Suppose you have dataset \left(x^{1}, y^{1}\right) …, \left(x^{n}, y^{n}\right), where y^{(j)} \in \left\{1,2,3,4\right\}. We can learn a model of this
\begin{align} \max_{\theta} L\left(\theta\right) &= \prod_{i=1}^{n} p\left(y^{(i)} \mid x^{(i)}; \theta\right) \\ &= \prod_{i=1}^{n}\theta_{1}^{1\left\{y_{i} = 1\right\}} \dots \theta_{4}^{1\left\{y_{i} = 4\right\}} \end{align}
the derivative ends up being nice. Derivation Consider a multinomial distribution in 4 elements. Let’s write this in terms of a n exponential family.

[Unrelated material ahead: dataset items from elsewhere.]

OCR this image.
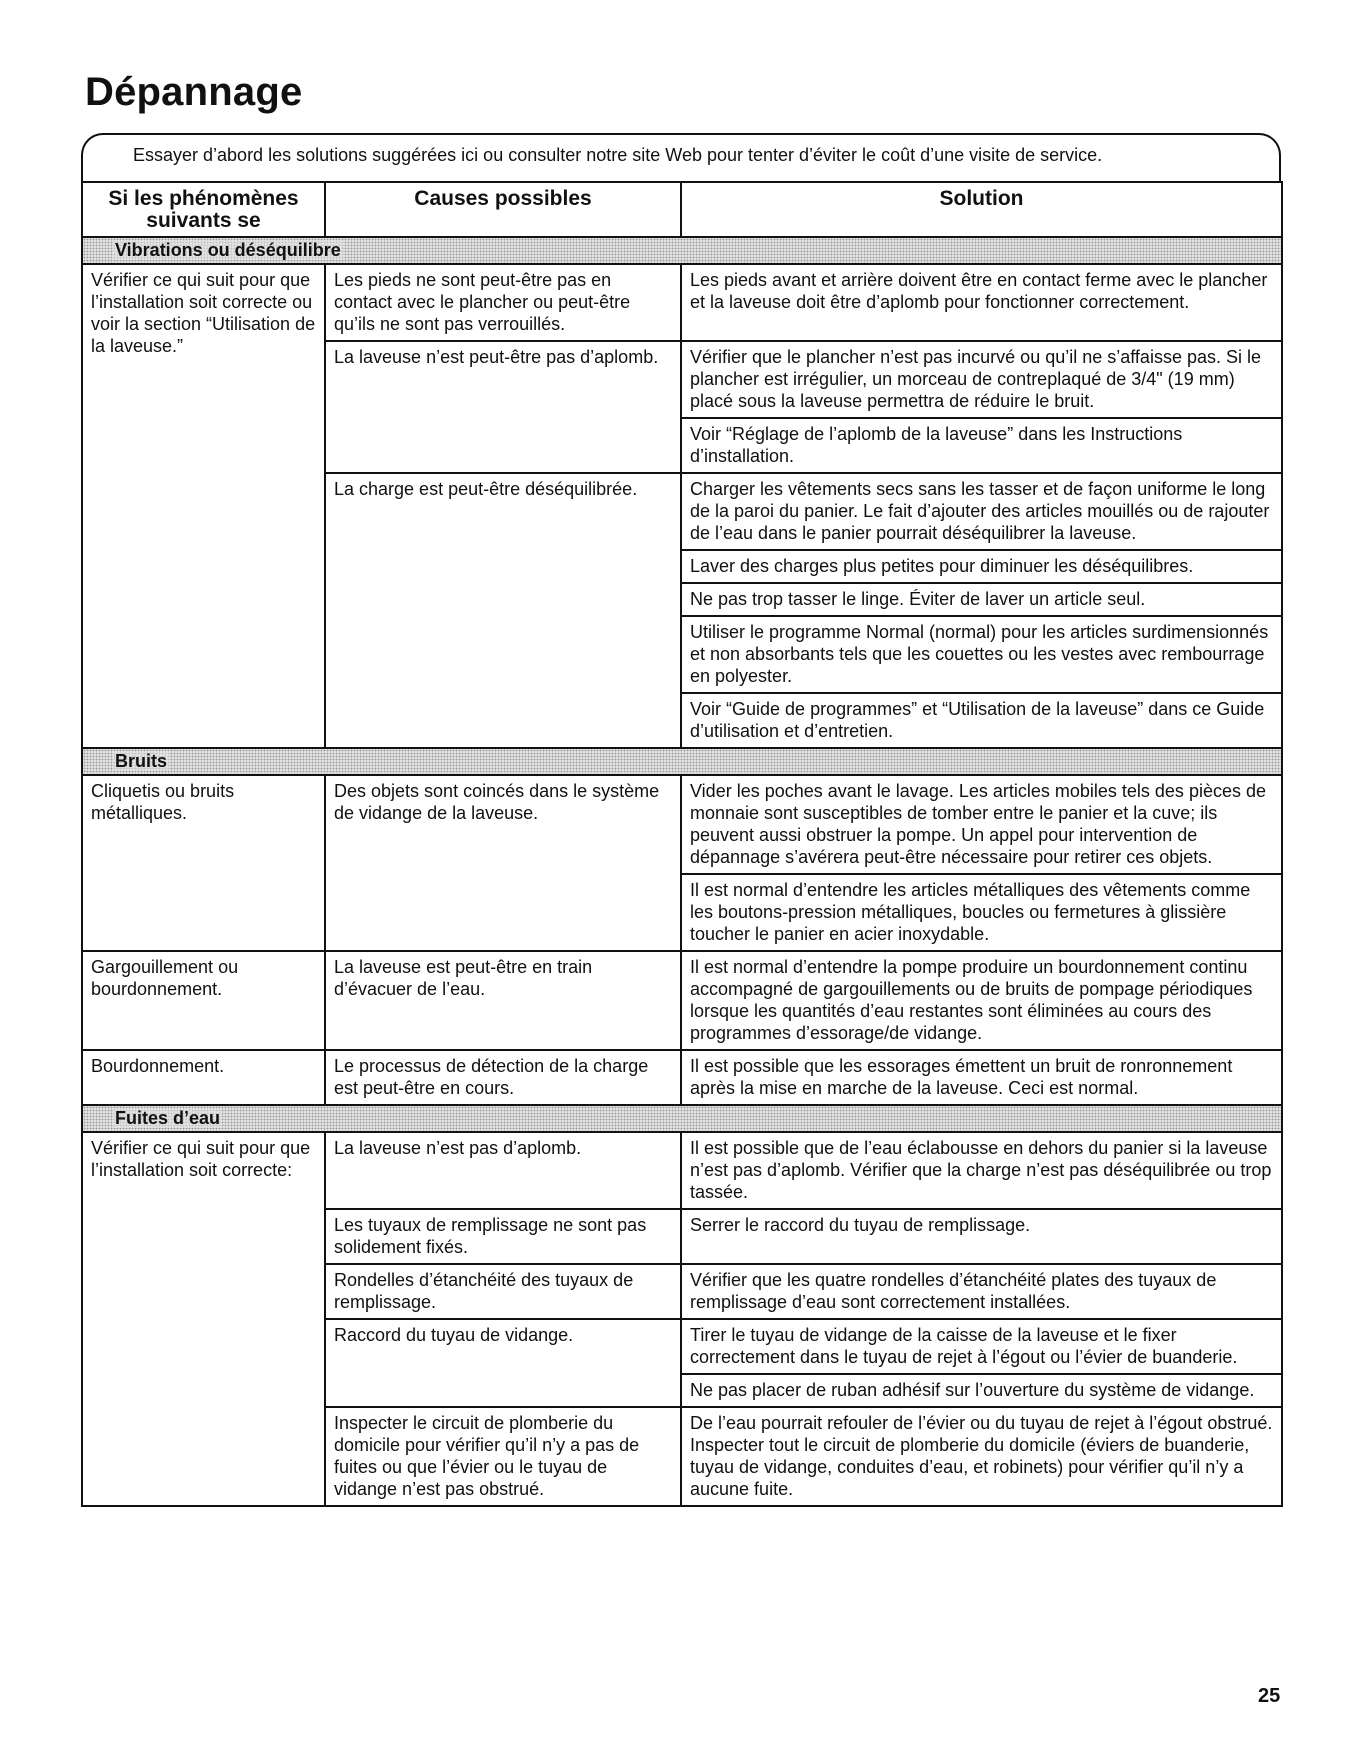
Dépannage
Essayer d’abord les solutions suggérées ici ou consulter notre site Web pour tenter d’éviter le coût d’une visite de service.
Si les phénomènes suivants se	Causes possibles	Solution
Vibrations ou déséquilibre		
Vérifier ce qui suit pour que l’installation soit correcte ou voir la section “Utilisation de la laveuse.”	Les pieds ne sont peut-être pas en contact avec le plancher ou peut-être qu’ils ne sont pas verrouillés.	Les pieds avant et arrière doivent être en contact ferme avec le plancher et la laveuse doit être d’aplomb pour fonctionner correctement.
	La laveuse n’est peut-être pas d’aplomb.	Vérifier que le plancher n’est pas incurvé ou qu’il ne s’affaisse pas. Si le plancher est irrégulier, un morceau de contreplaqué de 3/4" (19 mm) placé sous la laveuse permettra de réduire le bruit.
		Voir “Réglage de l’aplomb de la laveuse” dans les Instructions d’installation.
	La charge est peut-être déséquilibrée.	Charger les vêtements secs sans les tasser et de façon uniforme le long de la paroi du panier. Le fait d’ajouter des articles mouillés ou de rajouter de l’eau dans le panier pourrait déséquilibrer la laveuse.
		Laver des charges plus petites pour diminuer les déséquilibres.
		Ne pas trop tasser le linge. Éviter de laver un article seul.
		Utiliser le programme Normal (normal) pour les articles surdimensionnés et non absorbants tels que les couettes ou les vestes avec rembourrage en polyester.
		Voir “Guide de programmes” et “Utilisation de la laveuse” dans ce Guide d’utilisation et d’entretien.
Bruits		
Cliquetis ou bruits métalliques.	Des objets sont coincés dans le système de vidange de la laveuse.	Vider les poches avant le lavage. Les articles mobiles tels des pièces de monnaie sont susceptibles de tomber entre le panier et la cuve; ils peuvent aussi obstruer la pompe. Un appel pour intervention de dépannage s’avérera peut-être nécessaire pour retirer ces objets.
		Il est normal d’entendre les articles métalliques des vêtements comme les boutons-pression métalliques, boucles ou fermetures à glissière toucher le panier en acier inoxydable.
Gargouillement ou bourdonnement.	La laveuse est peut-être en train d’évacuer de l’eau.	Il est normal d’entendre la pompe produire un bourdonnement continu accompagné de gargouillements ou de bruits de pompage périodiques lorsque les quantités d’eau restantes sont éliminées au cours des programmes d’essorage/de vidange.
Bourdonnement.	Le processus de détection de la charge est peut-être en cours.	Il est possible que les essorages émettent un bruit de ronronnement après la mise en marche de la laveuse. Ceci est normal.
Fuites d’eau		
Vérifier ce qui suit pour que l’installation soit correcte:	La laveuse n’est pas d’aplomb.	Il est possible que de l’eau éclabousse en dehors du panier si la laveuse n’est pas d’aplomb. Vérifier que la charge n’est pas déséquilibrée ou trop tassée.
	Les tuyaux de remplissage ne sont pas solidement fixés.	Serrer le raccord du tuyau de remplissage.
	Rondelles d’étanchéité des tuyaux de remplissage.	Vérifier que les quatre rondelles d’étanchéité plates des tuyaux de remplissage d’eau sont correctement installées.
	Raccord du tuyau de vidange.	Tirer le tuyau de vidange de la caisse de la laveuse et le fixer correctement dans le tuyau de rejet à l’égout ou l’évier de buanderie.
		Ne pas placer de ruban adhésif sur l’ouverture du système de vidange.
	Inspecter le circuit de plomberie du domicile pour vérifier qu’il n’y a pas de fuites ou que l’évier ou le tuyau de vidange n’est pas obstrué.	De l’eau pourrait refouler de l’évier ou du tuyau de rejet à l’égout obstrué. Inspecter tout le circuit de plomberie du domicile (éviers de buanderie, tuyau de vidange, conduites d’eau, et robinets) pour vérifier qu’il n’y a aucune fuite.
25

Consider:
\begin{equation} \begin{cases} T\left(1\right) = \mqty(1 & 0 & 0) \\ T\left(2\right) = \mqty(0&1&0) \\ T\left(3\right) = \mqty(0&0&1) \end{cases} \end{equation}
And, given \phi_{1},\phi_{2},\phi_{3}:
\begin{equation} p\left(y\right) = \phi_{1}^{T\left(y\right)_{1}} \phi_{2}^{T\left(y\right)_{2}}\phi_{3}^{T\left(y\right)_{3}}\phi_{4}^{1-\left(T\left(y\right)_{1}+T\left(y\right)_{2}+T\left(y\right)_{3}\right)} \end{equation}
Taking the \exp \log \left(^{}\right) of the above, we obtain:
\begin{equation} p\left(y\right) = \exp \left(T\left(y\right)_{1}\log \frac{\phi_{1}}{\phi_{4}} + T\left(y\right)_{2} \log \frac{\phi_{2}}{\phi_{4}} + T\left(y\right)_{3} \log \frac{\phi_{3}}{\phi_{4}} + \log\left(\phi_{4}\right)\right) \end{equation}
Which we can now rewrite in the standard form of an exponential family, for which b\left(y\right) = 1 and then:
\begin{equation} \eta = \mqty(\log \frac{\phi_{1}}{\phi_{4}} \\ \log \frac{\phi_{2}}{\phi_{4}} \\ \log \frac{\phi_{3}}{\phi_{4}}) \end{equation}
and
\begin{equation} a\left(\eta\right) = -\log \left(\phi_{4}\right) \end{equation}
\begin{equation} b\left(y\right) = 1 \end{equation}
Solving for \phi_{j} in terms of \eta, we obtain:
\begin{align} \phi_{i} &= \frac{e^{\eta_{i}}}{1 + e^{\eta_{1}}+ e^{\eta_{2}}+ e^{\eta_{3}}} \\ &= \frac{e^{\theta_{i}^{T}x}}{1+\sum_{j=1}^{3} e^{\theta_{j}^{\top} x}} \end{align}
and we have:
\begin{equation} \phi_{4} = \frac{1}{1+\sum_{j=1}^{3} e^{\theta_{j}^{T}x}} \end{equation}
You may notice:
\begin{equation} \frac{e^{\eta_{j}}}{ 1+ e^{\eta_{1}}+ e^{\eta_{2}}+ e^{\eta_{3}}} = \phi_{j} \end{equation}
for j \in [1,3], and \frac{1}{1 + e^{\eta_{1}}+ e^{\eta_{2}}+ e^{\eta_{3}}} = \phi_{4}